Even with agencies clearly trying to do the right thing, there are skeptics who have a hard time seeing beyond Lake Mead’s unappetizing toilet bowl ring. One is Chris Fraley, the chief investment officer for RealtyMogul, an online real estate investment crowdsourcing platform — with a $3.5 billion portfolio. He helps investors find income-producing real estate assets, and as part of his due diligence strategy, he evaluates a property’s potential future risks.

Today, his cautious eye has turned to the desert southwest, specifically cities affected by the 20-year drought. Recently, RealtyMogul indicated its investors were shying away from long-term property holds—10 or more years—in markets like Phoenix, Las Vegas, Tucson and certain Southern California cities, for fear of rising water prices.

“With respect to water, if things go on the current trajectory, it’s hard to imagine water costs not completely skyrocketing over the relatively near term,” he says. “We’re not saying ‘never’ (on investment opportunities), we’re just being very cautious and trying to make sure we understand the risks associated with the transaction.”

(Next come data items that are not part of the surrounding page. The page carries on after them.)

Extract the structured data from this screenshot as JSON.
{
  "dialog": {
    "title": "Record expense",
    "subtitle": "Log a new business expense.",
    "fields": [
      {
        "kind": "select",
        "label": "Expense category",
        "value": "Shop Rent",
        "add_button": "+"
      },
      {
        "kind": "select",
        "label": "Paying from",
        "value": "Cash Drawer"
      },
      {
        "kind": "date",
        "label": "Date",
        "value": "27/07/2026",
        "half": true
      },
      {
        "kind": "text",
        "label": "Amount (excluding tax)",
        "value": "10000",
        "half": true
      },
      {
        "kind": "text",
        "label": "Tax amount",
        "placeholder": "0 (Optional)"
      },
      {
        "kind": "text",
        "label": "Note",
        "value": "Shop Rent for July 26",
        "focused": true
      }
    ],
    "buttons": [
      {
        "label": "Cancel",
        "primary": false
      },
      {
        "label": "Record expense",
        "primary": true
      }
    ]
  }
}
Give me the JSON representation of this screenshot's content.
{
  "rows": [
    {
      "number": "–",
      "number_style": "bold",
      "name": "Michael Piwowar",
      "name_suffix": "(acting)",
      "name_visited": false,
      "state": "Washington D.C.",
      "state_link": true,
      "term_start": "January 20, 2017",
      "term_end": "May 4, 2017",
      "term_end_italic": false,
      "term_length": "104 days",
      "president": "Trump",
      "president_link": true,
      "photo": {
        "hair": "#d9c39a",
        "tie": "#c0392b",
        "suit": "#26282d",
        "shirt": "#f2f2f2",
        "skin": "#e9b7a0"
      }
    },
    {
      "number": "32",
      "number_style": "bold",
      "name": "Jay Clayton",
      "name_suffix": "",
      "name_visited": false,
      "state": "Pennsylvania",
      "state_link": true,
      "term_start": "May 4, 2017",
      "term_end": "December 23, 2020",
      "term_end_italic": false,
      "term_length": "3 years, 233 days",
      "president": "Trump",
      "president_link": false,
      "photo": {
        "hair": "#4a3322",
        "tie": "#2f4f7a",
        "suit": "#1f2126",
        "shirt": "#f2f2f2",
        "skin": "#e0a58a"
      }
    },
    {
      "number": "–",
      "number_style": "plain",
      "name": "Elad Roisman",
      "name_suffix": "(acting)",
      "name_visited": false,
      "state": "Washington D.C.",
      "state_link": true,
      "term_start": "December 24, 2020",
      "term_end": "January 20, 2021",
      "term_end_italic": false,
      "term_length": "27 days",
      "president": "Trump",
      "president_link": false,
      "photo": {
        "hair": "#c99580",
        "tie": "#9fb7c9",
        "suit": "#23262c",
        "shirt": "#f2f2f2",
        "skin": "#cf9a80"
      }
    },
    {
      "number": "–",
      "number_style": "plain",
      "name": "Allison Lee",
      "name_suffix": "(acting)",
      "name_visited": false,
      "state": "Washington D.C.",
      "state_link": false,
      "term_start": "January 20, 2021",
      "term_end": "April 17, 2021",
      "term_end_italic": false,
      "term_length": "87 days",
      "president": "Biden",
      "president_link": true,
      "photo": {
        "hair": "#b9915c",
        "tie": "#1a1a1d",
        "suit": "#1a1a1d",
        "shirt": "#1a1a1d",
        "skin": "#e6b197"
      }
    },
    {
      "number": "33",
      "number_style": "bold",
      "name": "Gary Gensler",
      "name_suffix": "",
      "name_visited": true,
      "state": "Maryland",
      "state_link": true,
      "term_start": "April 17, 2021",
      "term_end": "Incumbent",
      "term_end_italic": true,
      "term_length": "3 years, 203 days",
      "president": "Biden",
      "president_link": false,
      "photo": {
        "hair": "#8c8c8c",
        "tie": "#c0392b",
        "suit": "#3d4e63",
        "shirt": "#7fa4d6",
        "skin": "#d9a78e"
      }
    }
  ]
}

When Entsminger and McAvoy were told of Fraley’s position, both were surprised. While there’s ample argument for saying the move is probably a little extreme today, it does beg the inevitable question of when such a move might actually be considered prudent? 50 years? 100? 200 years? That’s a question no one really seems to know how to answer.

“I would say the situation before us is very real and very serious,” Entsminger says. “But we absolutely have the tools to manage the situation as long as we stay in front of it. We only need to have a water crisis in Southern Nevada if we allow that to happen…To me a crisis is when you’ve lost control of the situation and we’re nowhere near losing control of the situation.”